Apart from the flare-up in Tibet itself, for the first time five key NGOs -- the Tibetan Youth Congress, the Tibetan Women's Association, the Gu Chu Sum Former Political Prisoners Association, the National Democratic Party of Tibet, and the Students for Free Tibet -- who represent the Tibetan diasporas have come together as the Tibetan People's Uprising Movement.

Resentment grows

Thubten Samphel, a key official in the central Tibetan administration says the feeling among the Tibetans is getting stronger.

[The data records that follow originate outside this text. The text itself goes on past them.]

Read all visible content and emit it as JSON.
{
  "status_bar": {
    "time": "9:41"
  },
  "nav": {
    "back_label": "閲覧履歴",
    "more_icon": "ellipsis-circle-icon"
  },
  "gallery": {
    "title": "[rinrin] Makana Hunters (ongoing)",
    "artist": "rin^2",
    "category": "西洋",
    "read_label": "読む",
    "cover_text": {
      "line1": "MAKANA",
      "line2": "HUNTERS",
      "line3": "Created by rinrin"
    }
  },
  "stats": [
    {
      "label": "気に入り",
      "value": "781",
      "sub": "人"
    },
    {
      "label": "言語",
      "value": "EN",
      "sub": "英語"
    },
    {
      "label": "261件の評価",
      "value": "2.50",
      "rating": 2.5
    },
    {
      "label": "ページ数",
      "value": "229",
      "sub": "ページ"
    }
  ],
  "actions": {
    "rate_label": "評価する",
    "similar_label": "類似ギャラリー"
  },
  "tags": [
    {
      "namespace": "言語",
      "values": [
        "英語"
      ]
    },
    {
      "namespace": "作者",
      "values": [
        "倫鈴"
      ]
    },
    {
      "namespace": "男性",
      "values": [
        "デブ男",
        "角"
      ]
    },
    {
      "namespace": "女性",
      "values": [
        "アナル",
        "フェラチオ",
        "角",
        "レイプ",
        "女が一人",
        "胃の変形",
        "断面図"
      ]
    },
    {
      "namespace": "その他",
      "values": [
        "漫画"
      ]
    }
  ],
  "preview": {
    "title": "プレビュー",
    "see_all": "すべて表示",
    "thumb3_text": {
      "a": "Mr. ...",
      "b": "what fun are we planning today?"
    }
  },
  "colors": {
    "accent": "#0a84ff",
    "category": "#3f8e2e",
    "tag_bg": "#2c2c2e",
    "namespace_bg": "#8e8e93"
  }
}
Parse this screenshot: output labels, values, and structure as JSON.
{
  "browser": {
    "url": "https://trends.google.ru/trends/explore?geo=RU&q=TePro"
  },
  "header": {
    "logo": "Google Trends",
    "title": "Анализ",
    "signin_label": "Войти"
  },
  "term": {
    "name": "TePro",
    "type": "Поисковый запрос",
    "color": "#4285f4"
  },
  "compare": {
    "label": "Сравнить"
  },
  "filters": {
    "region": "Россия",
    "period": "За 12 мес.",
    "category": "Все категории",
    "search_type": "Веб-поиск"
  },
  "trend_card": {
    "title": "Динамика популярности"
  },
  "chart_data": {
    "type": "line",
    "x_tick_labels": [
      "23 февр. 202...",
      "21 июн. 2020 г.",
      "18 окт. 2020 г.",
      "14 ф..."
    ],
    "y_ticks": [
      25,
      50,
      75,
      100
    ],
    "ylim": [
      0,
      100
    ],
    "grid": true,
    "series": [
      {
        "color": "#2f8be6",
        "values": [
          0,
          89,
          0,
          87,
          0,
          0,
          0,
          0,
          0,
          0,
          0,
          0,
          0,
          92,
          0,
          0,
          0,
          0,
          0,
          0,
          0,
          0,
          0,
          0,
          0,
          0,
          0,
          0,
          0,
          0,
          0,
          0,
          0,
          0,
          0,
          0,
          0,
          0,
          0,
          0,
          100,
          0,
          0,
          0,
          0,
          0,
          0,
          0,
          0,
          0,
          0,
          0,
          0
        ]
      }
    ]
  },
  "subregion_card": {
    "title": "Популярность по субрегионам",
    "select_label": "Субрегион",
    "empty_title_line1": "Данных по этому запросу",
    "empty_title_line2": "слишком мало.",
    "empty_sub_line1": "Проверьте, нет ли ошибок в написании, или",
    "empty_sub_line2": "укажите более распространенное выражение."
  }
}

"Regardless of the Games, as long as the Chinese government has this tunnel vision that everything they do is right and they can disregard the opinion or the thinking of the Tibetan people ... And if they continue with this then the issue of Tibet will remain and the feeling of the Tibetan people is very strong."

And when the march began on March 10, Dharamsala was swept by waves of demonstrations and prayer meetings at which hundreds, sometimes thousands, turned up.

Clearly, the Tibetan struggle has entered a new phase where young leaders have found a new zeal and with fire still in their belly.